Воров? Вообще-то Рохель тревожилась насчет Ночной Ведьмы, пролетающей над ними на своем помеле. Ночная Ведьма запросто могла ухватить Рохель своими когтями и в один прием ее проглотить. Еще девочку беспокоил Король Эрл, скачущий повсюду на коне и приносящий смерть больным ребятишкам, водяной, что поднимался из реки, желая тобой закусить, лесные духи, иначе лешие. Столько всего могло случиться с тобой, если ты отваживалась ночью разъезжать по округе. Даже при ярком свете дня вне стен Юденштадта хватало христианских детей, которые могли тебя догнать и прижать твою голову к земле, бормоча: "Целуй крест, целуй крест". Рохели хотелось, чтобы Карел велел Освальду прямо сейчас отвезти их домой. Но нет - вместо этого они отправились аж к самому старому замку в Вышеграде, где правила Либуше, первая чешская королева. Теперь же замок являл собой нагромождение скал на утесе и нависал над ним как горный лев, готовый к прыжку. Когда же они наконец остановились, Карел взял кувшин с пивом и принялся тыкать пальцем в черное небо:
- Смотрите, вон Кит, вон Феникс, вон Журавль, вон Козел, вон Орел, а вон Бык и Баран.
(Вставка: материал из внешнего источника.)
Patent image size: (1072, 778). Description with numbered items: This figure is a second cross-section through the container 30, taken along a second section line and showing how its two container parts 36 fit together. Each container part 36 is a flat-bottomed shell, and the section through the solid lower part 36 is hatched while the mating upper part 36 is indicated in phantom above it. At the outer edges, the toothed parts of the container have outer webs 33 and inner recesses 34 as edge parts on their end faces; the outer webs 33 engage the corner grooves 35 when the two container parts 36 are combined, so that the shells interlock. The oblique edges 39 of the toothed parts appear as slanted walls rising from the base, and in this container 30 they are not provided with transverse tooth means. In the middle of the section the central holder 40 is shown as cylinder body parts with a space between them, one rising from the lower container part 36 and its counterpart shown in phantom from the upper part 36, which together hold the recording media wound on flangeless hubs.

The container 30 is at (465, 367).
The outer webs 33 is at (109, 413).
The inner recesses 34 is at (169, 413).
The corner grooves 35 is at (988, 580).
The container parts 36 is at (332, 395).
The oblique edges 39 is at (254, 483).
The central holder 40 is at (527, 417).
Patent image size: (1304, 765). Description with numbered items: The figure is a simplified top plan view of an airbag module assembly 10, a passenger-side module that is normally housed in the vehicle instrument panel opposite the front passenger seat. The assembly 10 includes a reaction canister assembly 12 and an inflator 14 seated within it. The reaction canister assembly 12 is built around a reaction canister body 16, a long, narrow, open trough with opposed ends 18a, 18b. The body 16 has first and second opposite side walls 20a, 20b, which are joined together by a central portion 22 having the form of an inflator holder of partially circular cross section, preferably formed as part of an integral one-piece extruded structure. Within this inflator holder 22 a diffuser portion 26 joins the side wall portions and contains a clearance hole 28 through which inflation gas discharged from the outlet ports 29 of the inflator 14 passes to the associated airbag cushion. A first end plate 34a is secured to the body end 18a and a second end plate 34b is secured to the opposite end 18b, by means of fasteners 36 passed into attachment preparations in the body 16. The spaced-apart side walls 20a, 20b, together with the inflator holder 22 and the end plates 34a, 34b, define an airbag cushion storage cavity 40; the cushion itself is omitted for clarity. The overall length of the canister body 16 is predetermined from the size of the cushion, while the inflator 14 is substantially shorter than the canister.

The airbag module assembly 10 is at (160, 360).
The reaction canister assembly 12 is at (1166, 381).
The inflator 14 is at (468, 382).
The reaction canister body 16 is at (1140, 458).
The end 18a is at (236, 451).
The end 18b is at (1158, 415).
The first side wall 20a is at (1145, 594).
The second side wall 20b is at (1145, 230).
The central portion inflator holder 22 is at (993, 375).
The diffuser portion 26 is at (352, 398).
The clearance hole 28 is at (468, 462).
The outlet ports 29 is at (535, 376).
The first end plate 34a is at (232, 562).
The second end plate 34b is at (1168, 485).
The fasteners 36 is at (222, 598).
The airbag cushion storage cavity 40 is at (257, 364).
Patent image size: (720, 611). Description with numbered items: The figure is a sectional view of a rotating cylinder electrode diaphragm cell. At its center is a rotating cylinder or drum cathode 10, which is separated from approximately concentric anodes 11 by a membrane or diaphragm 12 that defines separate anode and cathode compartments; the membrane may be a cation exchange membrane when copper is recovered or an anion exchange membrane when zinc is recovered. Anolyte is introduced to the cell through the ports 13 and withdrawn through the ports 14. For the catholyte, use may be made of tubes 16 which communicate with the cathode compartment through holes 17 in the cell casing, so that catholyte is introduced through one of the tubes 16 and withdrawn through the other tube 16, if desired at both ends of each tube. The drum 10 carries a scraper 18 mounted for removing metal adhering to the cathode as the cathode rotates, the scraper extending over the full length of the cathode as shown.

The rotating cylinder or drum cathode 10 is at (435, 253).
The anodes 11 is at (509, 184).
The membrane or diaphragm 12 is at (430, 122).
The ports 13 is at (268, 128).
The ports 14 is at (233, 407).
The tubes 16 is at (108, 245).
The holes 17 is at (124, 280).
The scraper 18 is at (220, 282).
Как ни старалась Рохель увидеть плавающих в небе животных, разглядеть ей удалось только плотное черное полотно с множеством крошечных игольных проколов, показывающих свет по ту сторону полотна. Или, может статься, крошечные частички света были островками вроде острова Кампа на реке Влтаве, куда женщины, что жили у мельницы, приносили свое белье для стирки и отбелки?
- Слушай меня хорошенько, Рохель. После долгого, тяжкого путешествия мы с твоей матерью добрались наконец до Праги…
Теперь Рохель - замужняя женщина, живет в собственном доме, ее бабушку уже два месяца как похоронили, а ее мать давным-давно умерла. Но она легко могла представить их себе живыми, поместить их туда, в ту самую комнату с земляными полами.
- Когда твоей матери подошло время рожать, мы послали за Перл, женой рабби Ливо.
Перл, на самом деле персона очень занятая, низенькая и согбенная, шустрая как хорек, с очками на кончике носа, зацепленными за уши металлическими крючками, никогда не появлялась на людях без синей полотняной косынки, плотно обтягивающей ее маленькую голову, и чистого передника на поясе.
- Перл я позвала, потому что роды были тяжелые.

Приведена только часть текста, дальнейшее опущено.